Their findings, published in the journal Science, will contribute to the development of foods less vulnerable to disease and, moreover, to a better understanding of human autoimmune disorders.
The immune system uses so-called receptors to recognise germs. Scientists already knew that receptor proteins in plants and animals (in everything from sea urchins to humans) have very similar structures. Changes in these receptors can lead to a weakened or, conversely, to an overactive immune system, resulting in various autoimmune disorders. Examples in humans include diseases like Crohn disease, sarcoidosis, gout and Blau syndrome. In plants, these mutations give rise to phenomena like ‘paranoid plants’ – where plants defend themselves against illusory pathogens.

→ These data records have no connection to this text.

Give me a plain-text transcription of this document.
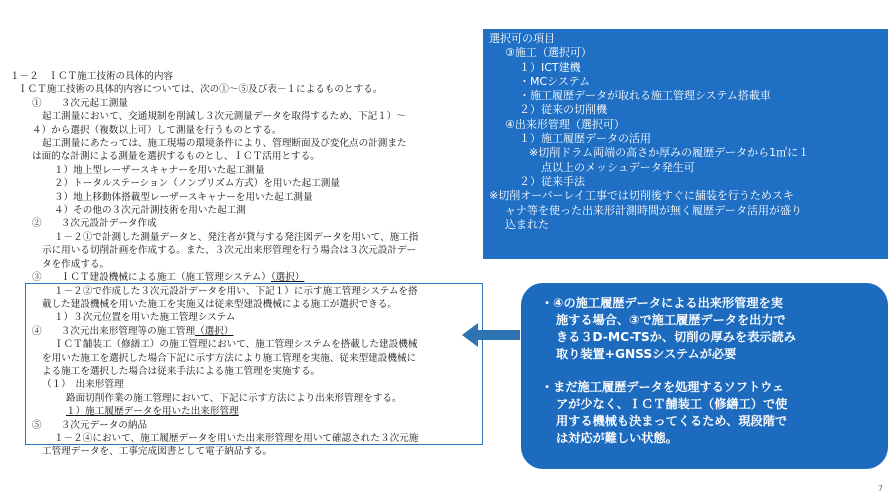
１－２　ＩＣＴ施工技術の具体的内容
ＩＣＴ施工技術の具体的内容については、次の①～⑤及び表－１によるものとする。
①　　３次元起工測量
起工測量において、交通規制を削減し３次元測量データを取得するため、下記１）～
４）から選択（複数以上可）して測量を行うものとする。
起工測量にあたっては、施工現場の環境条件により、管理断面及び変化点の計測また
は面的な計測による測量を選択するものとし、ＩＣＴ活用とする。
１）地上型レーザースキャナーを用いた起工測量
２）トータルステーション（ノンプリズム方式）を用いた起工測量
３）地上移動体搭載型レーザースキャナーを用いた起工測量
４）その他の３次元計測技術を用いた起工測
②　　３次元設計データ作成
１－２①で計測した測量データと、発注者が貸与する発注図データを用いて、施工指
示に用いる切削計画を作成する。また、３次元出来形管理を行う場合は３次元設計デー
タを作成する。
③　　ＩＣＴ建設機械による施工（施工管理システム）（選択）
１－２②で作成した３次元設計データを用い、下記１）に示す施工管理システムを搭
載した建設機械を用いた施工を実施又は従来型建設機械による施工が選択できる。
１）３次元位置を用いた施工管理システム
④　　３次元出来形管理等の施工管理（選択）
ＩＣＴ舗装工（修繕工）の施工管理において、施工管理システムを搭載した建設機械
を用いた施工を選択した場合下記に示す方法により施工管理を実施、従来型建設機械に
よる施工を選択した場合は従来手法による施工管理を実施する。
（１）　出来形管理
路面切削作業の施工管理において、下記に示す方法により出来形管理をする。
１）施工履歴データを用いた出来形管理
⑤　　３次元データの納品
１－２④において、施工履歴データを用いた出来形管理を用いて確認された３次元施
工管理データを、工事完成図書として電子納品する。
選択可の項目
③施工（選択可）
１）ICT建機
・MCシステム
・施工履歴データが取れる施工管理システム搭載車
２）従来の切削機
④出来形管理（選択可）
１）施工履歴データの活用
※切削ドラム両端の高さか厚みの履歴データから1㎡に１
点以上のメッシュデータ発生可
２）従来手法
※切削オーバーレイ工事では切削後すぐに舗装を行うためスキ
ャナ等を使った出来形計測時間が無く履歴データ活用が盛り
込まれた
・④の施工履歴データによる出来形管理を実
施する場合、③で施工履歴データを出力で
きる３D-MC-TSか、切削の厚みを表示読み
取り装置+GNSSシステムが必要
・まだ施工履歴データを処理するソフトウェ
アが少なく、ＩＣＴ舗装工（修繕工）で使
用する機械も決まってくるため、現段階で
は対応が難しい状態。
7
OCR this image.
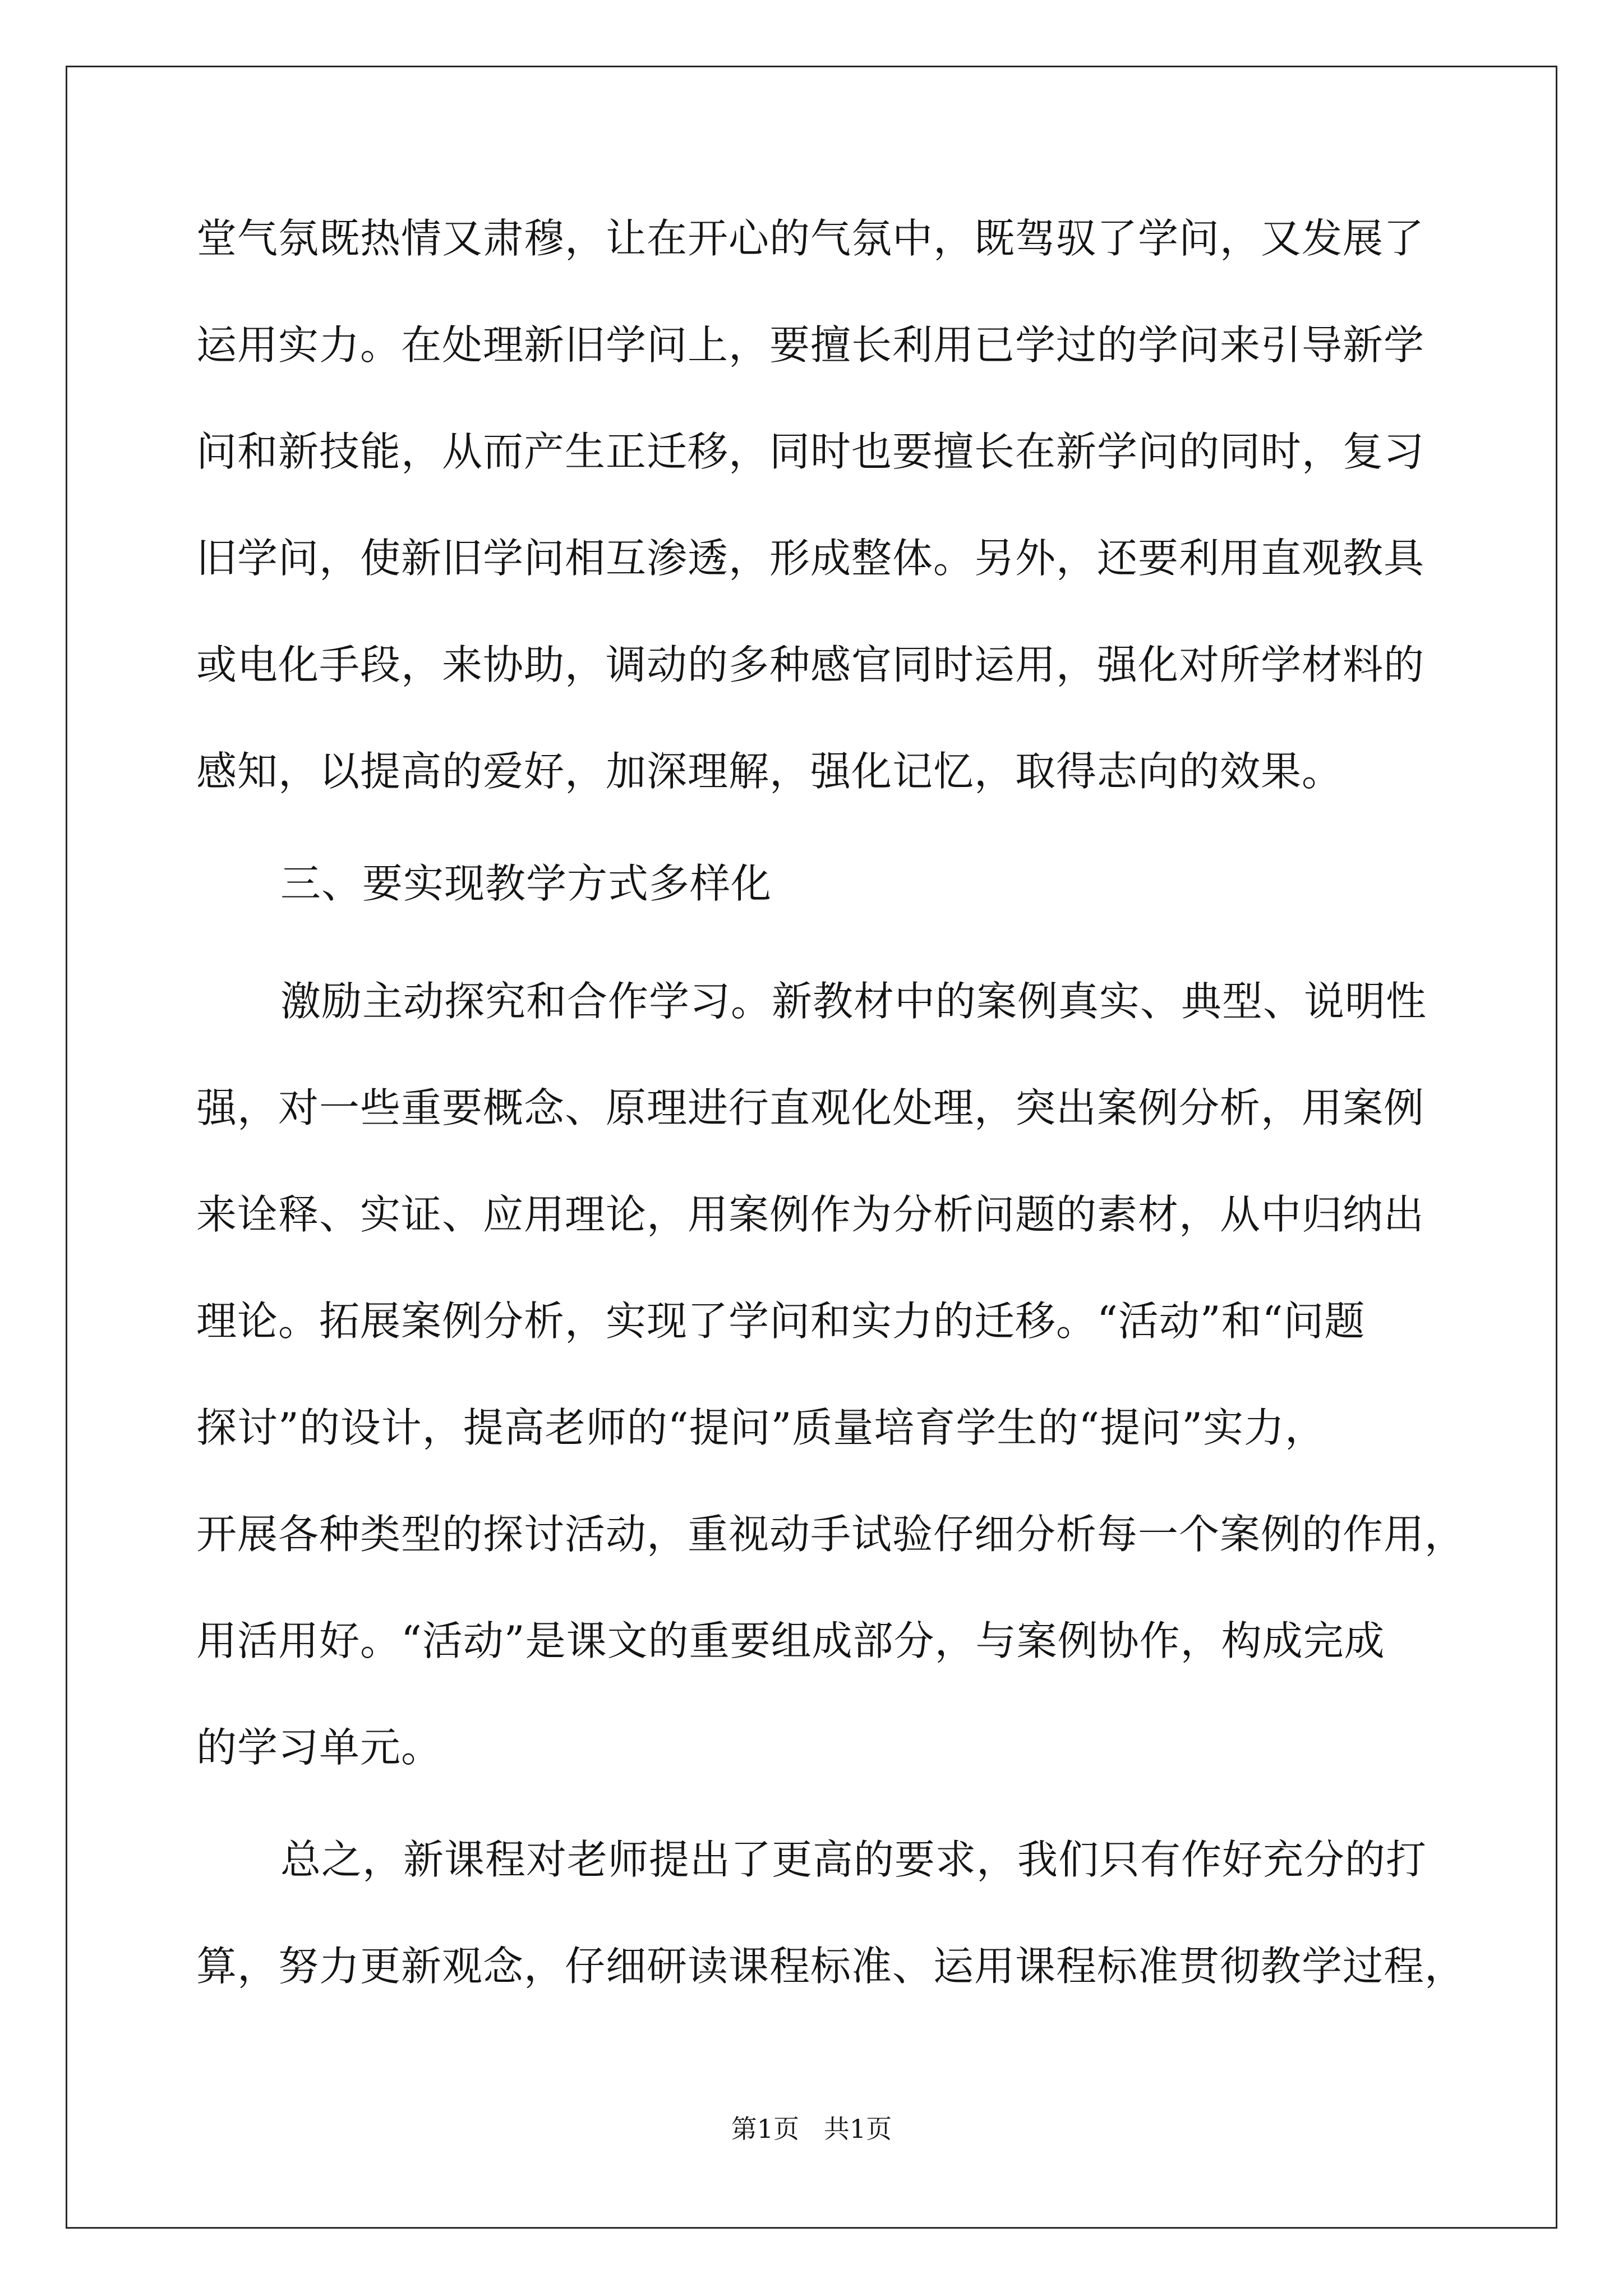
堂气氛既热情又肃穆，让在开心的气氛中，既驾驭了学问，又发展了

运用实力。在处理新旧学问上，要擅长利用已学过的学问来引导新学

问和新技能，从而产生正迁移，同时也要擅长在新学问的同时，复习

旧学问，使新旧学问相互渗透，形成整体。另外，还要利用直观教具

或电化手段，来协助，调动的多种感官同时运用，强化对所学材料的

感知，以提高的爱好，加深理解，强化记忆，取得志向的效果。

三、要实现教学方式多样化

激励主动探究和合作学习。新教材中的案例真实、典型、说明性

强，对一些重要概念、原理进行直观化处理，突出案例分析，用案例

来诠释、实证、应用理论，用案例作为分析问题的素材，从中归纳出

理论。拓展案例分析，实现了学问和实力的迁移。“活动”和“问题

探讨”的设计，提高老师的“提问”质量培育学生的“提问”实力，

开展各种类型的探讨活动，重视动手试验仔细分析每一个案例的作用，

用活用好。“活动”是课文的重要组成部分，与案例协作，构成完成

的学习单元。

总之，新课程对老师提出了更高的要求，我们只有作好充分的打

算，努力更新观念，仔细研读课程标准、运用课程标准贯彻教学过程，

第1页   共1页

The article by Frank Takken (UvA) and Wladimir Tameling (UR) discusses the molecular mechanism responsible for regulating these immune receptors in plants. Because these receptors determine the difference between a healthy plant and a sick – or even dead – plant, good regulation is essential. That means ‘standby’ in the absence of germs, but being activated quickly upon infection. Takken and Tameling previously discovered that the central domain of these large so-called multi-domain receptors takes the lead role in regulation. They show that this regulation mechanism is similar in both plant and human immune receptors.
The term ‘multi-domain receptor’ refers to a protein consisting of multiple modules, each with its own distinct function. The receptor is comparable to a fire alarm, with a smoke detector, a control unit to detect when the sensor is activated and an alarm bell. Each component has its own task, and the removal of one of those components means the device as a whole breaks down. The same is true for these proteins. They have a component ensuring that the pathogen is recognised (the smoke detector), another that encodes and conveys this information (control unit) and a third component that transmits the signal to other proteins, which then act to turn on a cell’s defence system (alarm bells).